The mere fact that a town owned a wharf did not entitle a member of the public to a writ of mandamus to compel the selectmen of the town to cancel a lease to another respondent of "the privileges and right to use" the wharf and to allow the petitioner the use of it in common with others, where it appeared that the wharf had not become a common or public landing place.
A wharf acquired by the town of Hull under St. 1941, c. 21, did not become a common or public landing place in the absence of any vote to that effect by the town.
PETITION for a writ of mandamus, filed in the Superior Court on August 27, 1946.
The case was heard on the merits by Sullivan, J.
M. A. Shattuck, (L. L. Wadsworth, Jr., with him,) for the respondent Wills.
G. E. Bruen, for the selectmen of Hull.
T. H. Walsh, (J. F. Mirley with him,) for the petitioners.
QUA, C.J. This is a petition by a Massachusetts corporation and two residents and taxpayers of Hull for a writ of mandamus commanding the respondent selectmen to cancel an indenture dated November 22, 1944, between the town and the respondent Wills, to make reasonable rules and regulations for the public use of certain wharf facilities in the town, and to allow the corporate petitioner to use such facilities in common with others, subject to such rules and regulations.
The case is here on appeals by the respondents from the overruling of their demurrers and upon exceptions of the selectmen and of Wills to rulings in connection with the hearing on the merits. The judge ordered the writ to issue. In the present state of the case it will be unnecessary to deal separately with the demurrers.
By St. 1941, c. 21, entitled "An Act authorizing the town of Hull to acquire lands for wharf and recreation center purposes in said town," it was provided in Section 1 that the town might take by eminent domain or acquire by purchase the lands and wharf properties owned by the Nantasket-Boston Steamboat Company and might "use, maintain and operate, as a wharf or wharves and a common landing place or places, such portion thereof as said town may determine at any special or annual town meeting," and that it might operate the remaining portions for the purposes of a recreation center or centers. Section 2 provided that the powers to acquire property conferred by the act might be exercised by the selectmen and the powers to use, maintain, and operate any portion of the property so acquired as a wharf and common landing place or as a recreational center or centers might be exercised by the selectmen, who should have power to make rules and regulations
governing such use, subject to such rules and regulations as the town might fix by vote. Under authority of this statute the town acquired by deed several parcels of real estate at Nantasket and at Pemberton Landing, including in all four wharves. Thereafter the town, through the selectmen, entered into the indenture with Wills granting him "the privileges and right to use" a portion of "Pemberton Pier" and a portion of "Nantasket Wharf." The town has never determined by vote at any town meeting to set aside or use as a common landing place any of the property acquired by it, and neither the town nor the selectmen have made any regulations pertaining thereto.
It is plain that the petition can be maintained only on the theory that some part of the wharves acquired by the town has become a common or public landing open to general use.

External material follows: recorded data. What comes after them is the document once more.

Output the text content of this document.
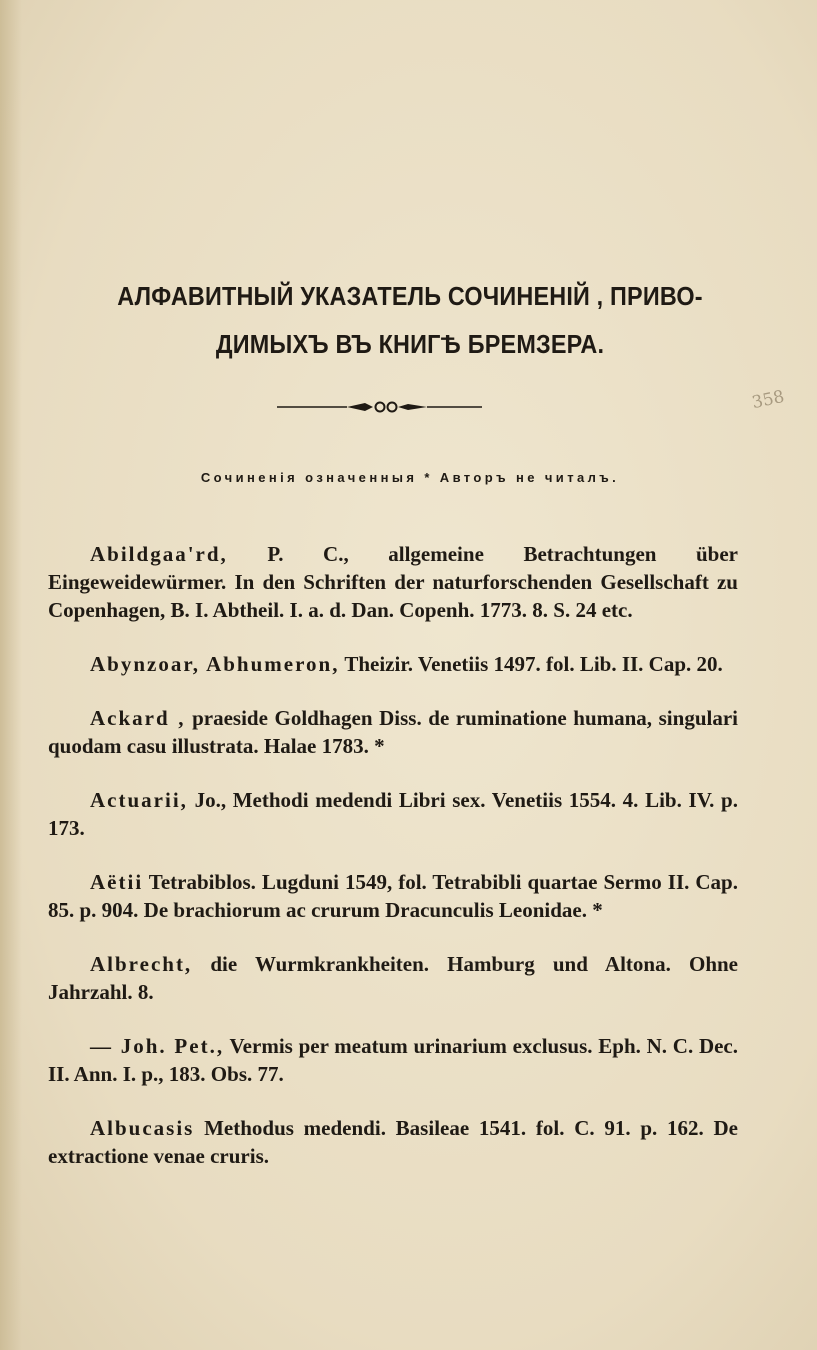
АЛФАВИТНЫЙ УКАЗАТЕЛЬ СОЧИНЕНIЙ , ПРИВО-
ДИМЫХЪ ВЪ КНИГѢ БРЕМЗЕРА.
358
Сочиненiя означенныя * Авторъ не читалъ.

Abildgaa'rd, P. C., allgemeine Betrachtungen über Eingeweidewürmer. In den Schriften der naturforschenden Gesellschaft zu Copenhagen, B. I. Abtheil. I. a. d. Dan. Copenh. 1773. 8. S. 24 etc.

Abynzoar, Abhumeron, Theizir. Venetiis 1497. fol. Lib. II. Cap. 20.

Ackard , praeside Goldhagen Diss. de ruminatione humana, singulari quodam casu illustrata. Halae 1783. *

Actuarii, Jo., Methodi medendi Libri sex. Venetiis 1554. 4. Lib. IV. p. 173.

Aëtii Tetrabiblos. Lugduni 1549, fol. Tetrabibli quartae Sermo II. Cap. 85. p. 904. De brachiorum ac crurum Dracunculis Leonidae. *

Albrecht, die Wurmkrankheiten. Hamburg und Altona. Ohne Jahrzahl. 8.

— Joh. Pet., Vermis per meatum urinarium exclusus. Eph. N. C. Dec. II. Ann. I. p., 183. Obs. 77.

Albucasis Methodus medendi. Basileae 1541. fol. C. 91. p. 162. De extractione venae cruris.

The mere fact that the town has acquired title to a parcel of real estate upon which there is a wharf does not give every individual a right to dock his vessel there any more than the acquisition of land upon which there is a driveway would give every individual a right to drive upon it. Towns hold their property for the public benefit, but it does not necessarily follow that every individual can use town property for his own benefit. This petition can be maintained only if the petitioners are seeking enforcement of a public right available alike to themselves and others. Attorney General v. Boston, 123 Mass. 460 , 479. Brooks v. Secretary of the Commonwealth, 257 Mass. 91 , 92-93. D. N. Kelley & Son, Inc. v. Selectmen of Fairhaven, 294 Mass. 570 , 574. Cape Cod Steamship Co. v. Selectmen of Provincetown, 295 Mass. 65 , 69. By the terms of the statute no common or public landing can be established upon the acquired property until a vote of the town in town meeting shall have determined what portion of the premises shall be devoted to that use. There has been no such vote. The petitioners are not vindicating any public right to use any of the wharves. The petition cannot be maintained. In Cape Cod Steamship Co. v. Selectmen of Provincetown, 295 Mass. 65 , upon which the petitioners rely, the terms of the statute and the vote of the town
were such that the wharf became a public landing immediately upon its acquisition. 295 Mass. at page 66. The case of D. N. Kelley & Son, Inc. v. Selectmen of Fairhaven, 294 Mass. 570 , is distinguishable on similar grounds.
The appeals are dismissed. The exceptions of all respondents are sustained. Judgment is to be entered dismissing the petition.